Oggi questo compito appare più delicato che mai, schiacciato tra l’ansia del controllo genitoriale e la paura di far provare ai ragazzi l’esperienza del dolore. Galiano ha invitato i presenti a recuperare l’arte giapponese dell’Oya, ovvero il saper stare “in piedi sull’albero a guardare”, imparando l’arte difficile del fare un passo indietro per non sostituirsi ai propri figli nel tentativo di risparmiare loro ogni caduta. Questa forma di “algofobia”, la fobia del dolore che spinge a monitorare ogni istante della loro vita, dal registro elettronico alle piccole frustrazioni quotidiane, rischia di trasformarsi in ostacoli per la loro crescita. Citando Khalil Gibran, il professore ha ricordato ai partecipanti che devono essere come l’arco, solido e flessibile, pronto a scoccare i ragazzi verso il bersaglio della loro esistenza senza pretendere di dirigerne ogni millimetro della traiettoria.

Perché la crescita passi attraverso radici solide, è fondamentale concedere ai giovani il diritto alla propria “fase Amburgo”: proprio come i Beatles dovettero affrontare mesi di fallimenti e locali fatiscenti prima di diventare icone, così i ragazzi hanno bisogno di sbagliare, di inciampare e di ricalibrare i propri obiettivi nel caos della sperimentazione.

La comunità educante è chiamata a praticare un amore “senza se”, incondizionato, capace di accogliere l’errore con un sereno “succede, riproviamo”. Solo così si può contrastare quella dolorosa statistica che vede i sogni dei ragazzi crollare drasticamente nel passaggio dalle medie alle superiori. Non è realismo, ma “impotenza appresa”: i giovani smettono di sognare perché gli adulti smettono di credere in loro. Qui entra in gioco l’effetto Pigmalione: lo sguardo fiducioso dell’adulto ha il potere di plasmare l’identità del giovane, dando voce a chi urla solo per il bisogno disperato di essere visto.

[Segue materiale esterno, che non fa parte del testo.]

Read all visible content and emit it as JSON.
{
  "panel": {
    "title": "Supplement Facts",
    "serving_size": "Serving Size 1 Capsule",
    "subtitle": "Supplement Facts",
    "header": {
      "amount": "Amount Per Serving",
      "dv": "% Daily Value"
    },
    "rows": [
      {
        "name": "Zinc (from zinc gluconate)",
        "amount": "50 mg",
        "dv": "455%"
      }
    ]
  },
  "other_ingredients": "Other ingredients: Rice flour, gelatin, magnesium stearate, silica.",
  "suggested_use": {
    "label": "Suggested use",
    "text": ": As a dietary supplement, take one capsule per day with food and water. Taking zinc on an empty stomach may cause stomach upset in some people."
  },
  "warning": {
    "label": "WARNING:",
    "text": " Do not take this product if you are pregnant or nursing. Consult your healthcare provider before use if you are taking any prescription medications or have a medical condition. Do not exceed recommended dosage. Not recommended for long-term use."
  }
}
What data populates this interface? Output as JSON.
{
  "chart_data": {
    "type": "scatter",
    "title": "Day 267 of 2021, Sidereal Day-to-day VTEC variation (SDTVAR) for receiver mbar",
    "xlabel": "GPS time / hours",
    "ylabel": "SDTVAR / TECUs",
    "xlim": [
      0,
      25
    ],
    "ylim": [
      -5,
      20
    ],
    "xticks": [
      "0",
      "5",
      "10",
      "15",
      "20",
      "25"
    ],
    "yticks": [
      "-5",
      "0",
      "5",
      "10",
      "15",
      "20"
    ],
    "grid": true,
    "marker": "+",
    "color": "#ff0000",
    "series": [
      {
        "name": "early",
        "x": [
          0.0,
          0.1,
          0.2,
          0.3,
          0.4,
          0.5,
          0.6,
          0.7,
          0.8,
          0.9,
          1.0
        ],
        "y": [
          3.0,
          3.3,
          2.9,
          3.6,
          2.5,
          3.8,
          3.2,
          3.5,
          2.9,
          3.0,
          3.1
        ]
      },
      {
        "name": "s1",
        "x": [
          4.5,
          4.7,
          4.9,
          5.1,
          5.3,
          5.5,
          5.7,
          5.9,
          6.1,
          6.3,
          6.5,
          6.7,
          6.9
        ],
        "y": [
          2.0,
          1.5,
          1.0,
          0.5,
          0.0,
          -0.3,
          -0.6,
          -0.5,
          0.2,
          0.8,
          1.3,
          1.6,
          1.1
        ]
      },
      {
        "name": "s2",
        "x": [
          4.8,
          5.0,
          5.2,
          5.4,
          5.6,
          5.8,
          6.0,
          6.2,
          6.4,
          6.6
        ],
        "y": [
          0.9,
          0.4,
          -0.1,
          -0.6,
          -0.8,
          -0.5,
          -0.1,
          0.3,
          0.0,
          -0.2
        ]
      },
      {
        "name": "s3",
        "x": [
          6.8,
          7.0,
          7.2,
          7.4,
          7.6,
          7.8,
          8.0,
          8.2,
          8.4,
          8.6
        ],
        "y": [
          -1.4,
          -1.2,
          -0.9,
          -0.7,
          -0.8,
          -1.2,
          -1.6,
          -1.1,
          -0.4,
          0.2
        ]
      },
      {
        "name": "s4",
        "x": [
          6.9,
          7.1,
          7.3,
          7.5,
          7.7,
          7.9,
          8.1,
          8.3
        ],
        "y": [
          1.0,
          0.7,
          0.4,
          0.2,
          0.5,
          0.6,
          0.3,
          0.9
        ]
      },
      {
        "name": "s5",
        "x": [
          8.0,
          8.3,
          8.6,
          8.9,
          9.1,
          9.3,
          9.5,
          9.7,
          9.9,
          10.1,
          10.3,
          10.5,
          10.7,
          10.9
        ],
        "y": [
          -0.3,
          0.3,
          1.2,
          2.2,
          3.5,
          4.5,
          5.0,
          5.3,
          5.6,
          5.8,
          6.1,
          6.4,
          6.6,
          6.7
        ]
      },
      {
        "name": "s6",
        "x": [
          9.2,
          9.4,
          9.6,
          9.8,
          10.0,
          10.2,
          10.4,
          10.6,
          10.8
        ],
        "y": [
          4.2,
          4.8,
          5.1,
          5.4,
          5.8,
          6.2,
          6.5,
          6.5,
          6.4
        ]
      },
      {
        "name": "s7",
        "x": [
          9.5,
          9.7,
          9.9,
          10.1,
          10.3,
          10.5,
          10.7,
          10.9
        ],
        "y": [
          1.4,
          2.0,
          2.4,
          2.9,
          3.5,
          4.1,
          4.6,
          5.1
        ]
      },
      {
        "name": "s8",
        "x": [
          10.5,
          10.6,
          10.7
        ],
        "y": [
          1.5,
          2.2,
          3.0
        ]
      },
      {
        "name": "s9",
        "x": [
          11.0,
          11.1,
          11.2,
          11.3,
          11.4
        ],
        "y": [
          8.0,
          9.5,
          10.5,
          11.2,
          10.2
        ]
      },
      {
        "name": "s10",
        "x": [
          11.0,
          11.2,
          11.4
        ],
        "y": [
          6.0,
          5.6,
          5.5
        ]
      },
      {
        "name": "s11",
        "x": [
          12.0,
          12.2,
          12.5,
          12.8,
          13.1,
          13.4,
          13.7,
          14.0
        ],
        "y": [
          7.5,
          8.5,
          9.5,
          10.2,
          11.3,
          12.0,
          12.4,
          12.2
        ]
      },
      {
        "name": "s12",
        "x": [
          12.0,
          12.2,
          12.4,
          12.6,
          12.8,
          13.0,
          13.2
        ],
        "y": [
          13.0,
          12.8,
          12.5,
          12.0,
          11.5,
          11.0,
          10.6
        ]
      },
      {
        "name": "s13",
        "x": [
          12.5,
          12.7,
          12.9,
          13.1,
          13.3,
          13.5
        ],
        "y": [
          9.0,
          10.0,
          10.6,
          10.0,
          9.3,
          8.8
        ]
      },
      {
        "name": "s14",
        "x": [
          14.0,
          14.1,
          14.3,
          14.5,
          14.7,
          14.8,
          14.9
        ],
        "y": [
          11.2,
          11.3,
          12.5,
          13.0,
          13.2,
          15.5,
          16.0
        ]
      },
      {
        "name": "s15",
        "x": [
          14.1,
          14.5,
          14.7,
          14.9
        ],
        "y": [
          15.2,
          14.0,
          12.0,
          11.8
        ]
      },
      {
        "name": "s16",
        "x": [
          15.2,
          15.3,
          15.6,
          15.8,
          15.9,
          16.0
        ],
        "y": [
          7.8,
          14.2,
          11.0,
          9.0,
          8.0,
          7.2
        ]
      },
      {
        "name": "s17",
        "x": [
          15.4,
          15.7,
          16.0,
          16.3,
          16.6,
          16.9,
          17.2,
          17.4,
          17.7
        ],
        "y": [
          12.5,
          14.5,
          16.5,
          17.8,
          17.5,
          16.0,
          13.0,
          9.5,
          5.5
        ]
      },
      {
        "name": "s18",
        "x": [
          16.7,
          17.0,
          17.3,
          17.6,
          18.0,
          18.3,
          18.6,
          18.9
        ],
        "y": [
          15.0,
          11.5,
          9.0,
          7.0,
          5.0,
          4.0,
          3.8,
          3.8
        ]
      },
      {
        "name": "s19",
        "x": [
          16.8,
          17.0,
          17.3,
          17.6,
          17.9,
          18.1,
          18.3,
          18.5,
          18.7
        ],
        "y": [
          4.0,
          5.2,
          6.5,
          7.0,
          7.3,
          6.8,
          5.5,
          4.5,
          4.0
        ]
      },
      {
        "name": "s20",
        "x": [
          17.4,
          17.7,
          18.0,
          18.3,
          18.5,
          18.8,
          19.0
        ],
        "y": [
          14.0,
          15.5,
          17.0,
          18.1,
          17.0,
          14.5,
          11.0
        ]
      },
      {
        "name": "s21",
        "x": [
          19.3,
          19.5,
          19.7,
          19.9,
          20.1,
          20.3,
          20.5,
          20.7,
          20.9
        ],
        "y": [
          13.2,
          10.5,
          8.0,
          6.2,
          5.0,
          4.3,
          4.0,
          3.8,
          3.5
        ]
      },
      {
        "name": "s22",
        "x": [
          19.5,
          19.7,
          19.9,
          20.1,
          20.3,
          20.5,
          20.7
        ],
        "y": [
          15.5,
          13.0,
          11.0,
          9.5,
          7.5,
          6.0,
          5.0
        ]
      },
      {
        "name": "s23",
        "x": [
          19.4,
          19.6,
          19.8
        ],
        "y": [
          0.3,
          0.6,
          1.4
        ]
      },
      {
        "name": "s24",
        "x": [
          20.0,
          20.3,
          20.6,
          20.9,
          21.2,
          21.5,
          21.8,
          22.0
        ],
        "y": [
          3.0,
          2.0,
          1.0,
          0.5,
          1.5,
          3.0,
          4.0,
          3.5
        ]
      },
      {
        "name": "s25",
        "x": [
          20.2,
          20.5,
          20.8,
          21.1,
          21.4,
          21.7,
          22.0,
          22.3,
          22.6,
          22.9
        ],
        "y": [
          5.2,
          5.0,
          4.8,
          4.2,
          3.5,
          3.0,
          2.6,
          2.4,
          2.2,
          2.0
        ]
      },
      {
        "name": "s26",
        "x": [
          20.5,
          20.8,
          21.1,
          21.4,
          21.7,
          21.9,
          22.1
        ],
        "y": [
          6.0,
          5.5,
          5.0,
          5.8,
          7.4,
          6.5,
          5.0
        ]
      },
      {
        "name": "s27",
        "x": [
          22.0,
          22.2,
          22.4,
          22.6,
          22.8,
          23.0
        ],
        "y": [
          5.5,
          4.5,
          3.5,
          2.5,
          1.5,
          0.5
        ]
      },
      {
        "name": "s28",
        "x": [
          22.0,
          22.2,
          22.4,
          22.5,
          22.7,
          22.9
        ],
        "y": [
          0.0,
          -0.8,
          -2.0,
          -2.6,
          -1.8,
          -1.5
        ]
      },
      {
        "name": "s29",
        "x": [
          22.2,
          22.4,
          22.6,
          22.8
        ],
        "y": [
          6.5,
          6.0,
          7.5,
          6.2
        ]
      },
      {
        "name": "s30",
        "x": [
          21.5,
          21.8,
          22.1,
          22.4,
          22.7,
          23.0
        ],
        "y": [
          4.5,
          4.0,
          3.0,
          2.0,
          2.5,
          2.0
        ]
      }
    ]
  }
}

La riflessione pedagogica di Galiano ha trovato il suo culmine nella toccante storia di Marco, un giovane soffocato dal dovere di essere un campione, per non deludere le aspettative del padre, fino all’autolesionismo. Davanti a quella sofferenza, la risposta di un padre diventa un manifesto per tutti: “Preferisco un figlio vivo a un figlio campione”.

Accettare i ragazzi nella loro meravigliosa imperfezione è l’unico modo per realizzare la missione dell’Istituto Salesiano, ricordando che, in fondo, è sempre meglio essere veri che essere perfetti.